⚰️ DipDup 6.5 branch is no longer supported. Please, follow the⠀Migration Guide⠀to update to the latest version.

F.A.Q

How to index the different contracts that share the same interface?

Multiple contracts can provide the same interface (like FA1.2 and FA2 standard tokens) but have a different storage structure. If you try to use the same typename for them, indexing will fail. However, you can modify typeclasses manually. Modify types/<typename>/storage.py file and comment out unique fields that are not important for your index:

# dipdup: ignore

...

class ContractStorage(BaseModel):
    class Config:
        extra = Extra.ignore

    common_ledger: Dict[str, str]
    # unique_field_foo: str
    # unique_field_bar: str

Note the # dipdup: ignore comment on the first line. It tells DipDup not to overwrite this file on init --overwrite-types command.

Don't forget Extra.ignore Pydantic hint, otherwise, storage deserialization will fail.

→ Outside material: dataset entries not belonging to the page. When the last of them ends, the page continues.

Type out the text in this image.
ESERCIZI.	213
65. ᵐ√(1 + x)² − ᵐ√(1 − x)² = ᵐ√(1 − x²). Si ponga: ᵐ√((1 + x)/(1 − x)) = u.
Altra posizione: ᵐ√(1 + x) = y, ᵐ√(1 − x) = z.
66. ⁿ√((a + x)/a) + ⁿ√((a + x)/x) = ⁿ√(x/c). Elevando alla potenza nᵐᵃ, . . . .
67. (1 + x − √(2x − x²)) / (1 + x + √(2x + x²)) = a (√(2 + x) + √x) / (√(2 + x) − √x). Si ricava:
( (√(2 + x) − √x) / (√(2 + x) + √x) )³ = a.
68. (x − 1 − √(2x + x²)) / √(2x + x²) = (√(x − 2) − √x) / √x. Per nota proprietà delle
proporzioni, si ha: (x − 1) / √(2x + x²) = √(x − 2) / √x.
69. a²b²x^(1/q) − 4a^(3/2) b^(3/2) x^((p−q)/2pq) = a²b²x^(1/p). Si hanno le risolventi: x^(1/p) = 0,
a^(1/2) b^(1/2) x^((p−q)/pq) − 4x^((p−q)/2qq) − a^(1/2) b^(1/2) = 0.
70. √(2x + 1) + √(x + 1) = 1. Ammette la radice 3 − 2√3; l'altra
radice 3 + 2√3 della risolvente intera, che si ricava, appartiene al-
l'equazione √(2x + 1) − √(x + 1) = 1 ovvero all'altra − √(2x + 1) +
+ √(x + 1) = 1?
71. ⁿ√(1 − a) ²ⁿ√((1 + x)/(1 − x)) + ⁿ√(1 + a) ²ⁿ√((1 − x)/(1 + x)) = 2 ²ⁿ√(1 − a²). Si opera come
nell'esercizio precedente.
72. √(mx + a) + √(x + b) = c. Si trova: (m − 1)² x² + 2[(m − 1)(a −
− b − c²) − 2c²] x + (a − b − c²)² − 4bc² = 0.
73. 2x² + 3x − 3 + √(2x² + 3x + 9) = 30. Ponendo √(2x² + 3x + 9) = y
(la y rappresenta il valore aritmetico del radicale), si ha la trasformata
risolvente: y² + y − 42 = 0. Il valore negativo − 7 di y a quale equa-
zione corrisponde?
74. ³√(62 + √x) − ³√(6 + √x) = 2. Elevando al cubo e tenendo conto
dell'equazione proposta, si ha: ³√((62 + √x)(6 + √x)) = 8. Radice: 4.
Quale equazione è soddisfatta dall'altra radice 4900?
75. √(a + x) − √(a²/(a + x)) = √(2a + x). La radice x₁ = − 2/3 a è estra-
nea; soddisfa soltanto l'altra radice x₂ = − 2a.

What is the correct way to process off-chain data?

DipDup provides convenient helpers to process off-chain data like market quotes or IPFS metadata. Follow the tips below to use them most efficiently.

  • Do not perform off-chain requests in handers until necessary. Use hooks instead, enriching indexed data on-demand.
  • Use generic http datasources for external APIs instead of plain aiohttp requests. This way you can use the same features DipDup uses for internal requests: retry with backoff, rate limiting, Prometheus integration etc.
  • Database tables that store off-chain data can be marked as immune, preventing them from being removed on reindexing.

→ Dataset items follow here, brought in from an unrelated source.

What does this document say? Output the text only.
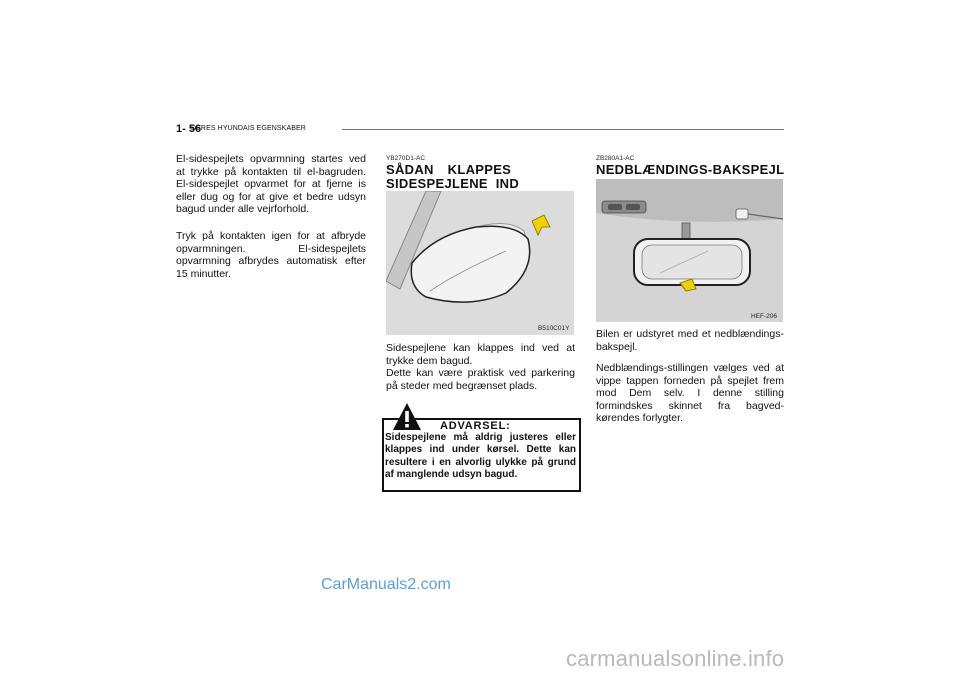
1- 56
DERES HYUNDAIS EGENSKABER
El-sidespejlets opvarmning startes ved at trykke på kontakten til el-bagruden. El-sidespejlet opvarmet for at fjerne is eller dug og for at give et bedre udsyn bagud under alle vejrforhold.
Tryk på kontakten igen for at afbryde opvarmningen. El-sidespejlets opvarmning afbrydes automatisk efter 15 minutter.
YB270D1-AC
SÅDAN KLAPPES
SIDESPEJLENE IND
B510C01Y
Sidespejlene kan klappes ind ved at trykke dem bagud.
Dette kan være praktisk ved parkering på steder med begrænset plads.
ADVARSEL:
Sidespejlene må aldrig justeres eller klappes ind under kørsel. Dette kan resultere i en alvorlig ulykke på grund af manglende udsyn bagud.
ZB280A1-AC
NEDBLÆNDINGS-BAKSPEJL
HEF-206
Bilen er udstyret med et nedblændings-bakspejl.
Nedblændings-stillingen vælges ved at vippe tappen forneden på spejlet frem mod Dem selv. I denne stilling formindskes skinnet fra bagved-kørendes forlygter.
CarManuals2.com
carmanualsonline.info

One of my indexes depends on another one's indexed data. How to process them in a specific order?

Indexes of all kinds are fully independent. They are processed in parallel, have their message queues, and don't share any state. It is one of the essential DipDup concepts, so there's no "official" way to manage the order of indexing.

Avoid waiting for sync primitives like asyncio.Event or asyncio.Lock in handlers. Indexing will be stuck forever, waiting for the database transaction to complete.

Instead, save raw data in handlers and process it later with hooks when all conditions are met. For example, process data batch only when all indexes in the dipdup_index table have reached a specific level.

How to perform database migrations?

DipDup does not provide any tooling for database migrations. The reason is that schema changes almost always imply reindexing when speaking about indexers. However, you can perform migrations yourself using any tool you like. First, disable schema hash check in config:

advanced:
  reindex:
    schema_modified: ignore

You can also use the schema approve command for a single schema change.

To determine what manual modifications you need to apply after changing models.py, you can compare raw SQL schema before and after the change. Consider the following example:

-    timestamp = fields.DatetimeField()
+    timestamp = fields.DatetimeField(auto_now=True)
dipdup schema export > old
# ...modify `models.py` here...
dipdup schema export > new
diff old new
76c76
<     "timestamp" TIMESTAMP NOT NULL,
---
>     "timestamp" TIMESTAMP NOT NULL  DEFAULT CURRENT_TIMESTAMP,

Now you can prepare and execute an ALTER TABLE query manually or using SQL hooks.